Focus on the key skills and attributes that you want to develop ... [including] some computer science and coding capabilities. And then learn the business; learn what the outcome is that you're trying to drive. And if you can combine components of those things on the qualitative side, learn to tell the story to communicate the message. I was not a great communicator early in my career, and I got that feedback. I spent a lot of time in front of the mirror recording myself and talking about things, and it has helped through the process of moving into leadership.
And [there will be days when you say]: "I can't do this. I don't know what I'm doing. I am completely out of my depth." Quite honestly, because of how fast technology is moving, it's almost every day that I feel like I'm completely out of my depth -- even now. The good part is I've got brilliant people around me. ... What you need to do is know how to leverage your teammates, leverage the people that work for you and with you, and together you will be the best you can be.

At this point in 2020, for what is Jim most grateful?

I'm grateful for Zoom. I'm grateful for Teams. I'm grateful for Skype and WebEx and all of the digital tools that Nationwide and other companies have prepared to get us here. I am an introvert at heart, to be honest; my profession requires me to be more of an extrovert, which takes a lot of energy, but there is something about being able to see people's facial expressions and to interact, and I don't believe companies could have been as successful through this virtual transformation without the great tools, technologies, and capabilities we have to see each other and to be able to interact in the way we are. It's pretty impressive.


Jim Tyo is CDO at investment management firm Invesco, and the former CDO at Nationwide, where he was responsible for overall strategic vision, planning, execution, and management of all activities related to the operation of the Enterprise Data Office (EDO).
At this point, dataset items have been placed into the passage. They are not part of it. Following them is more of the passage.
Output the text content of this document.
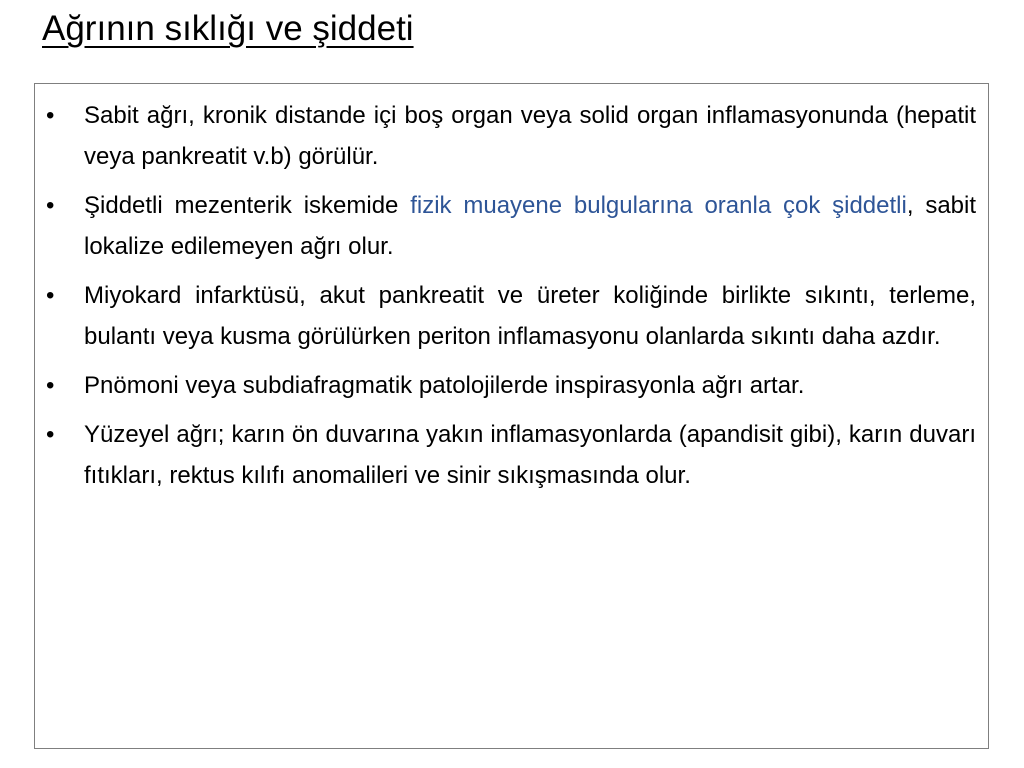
Ağrının sıklığı ve şiddeti
•	Sabit ağrı, kronik distande içi boş organ veya solid organ inflamasyonunda (hepatit veya pankreatit v.b) görülür.

•	Şiddetli mezenterik iskemide fizik muayene bulgularına oranla çok şiddetli, sabit lokalize edilemeyen ağrı olur.

•	Miyokard infarktüsü, akut pankreatit ve üreter koliğinde birlikte sıkıntı, terleme, bulantı veya kusma görülürken periton inflamasyonu olanlarda sıkıntı daha azdır.

•	Pnömoni veya subdiafragmatik patolojilerde inspirasyonla ağrı artar.

•	Yüzeyel ağrı; karın ön duvarına yakın inflamasyonlarda (apandisit gibi), karın duvarı fıtıkları, rektus kılıfı anomalileri ve sinir sıkışmasında olur.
With more than a decade under his belt as a senior executive in the data field, Jim has envisioned, championed, and built data analytics organizations, processes, and technologies from concept to design in implementation and through execution. His vision has created significant culture changes while shifting information delivery methodologies — including innovative agile execution approaches — ensuring appropriate controls and governance focused on a data-driven experience and empowering business outcomes.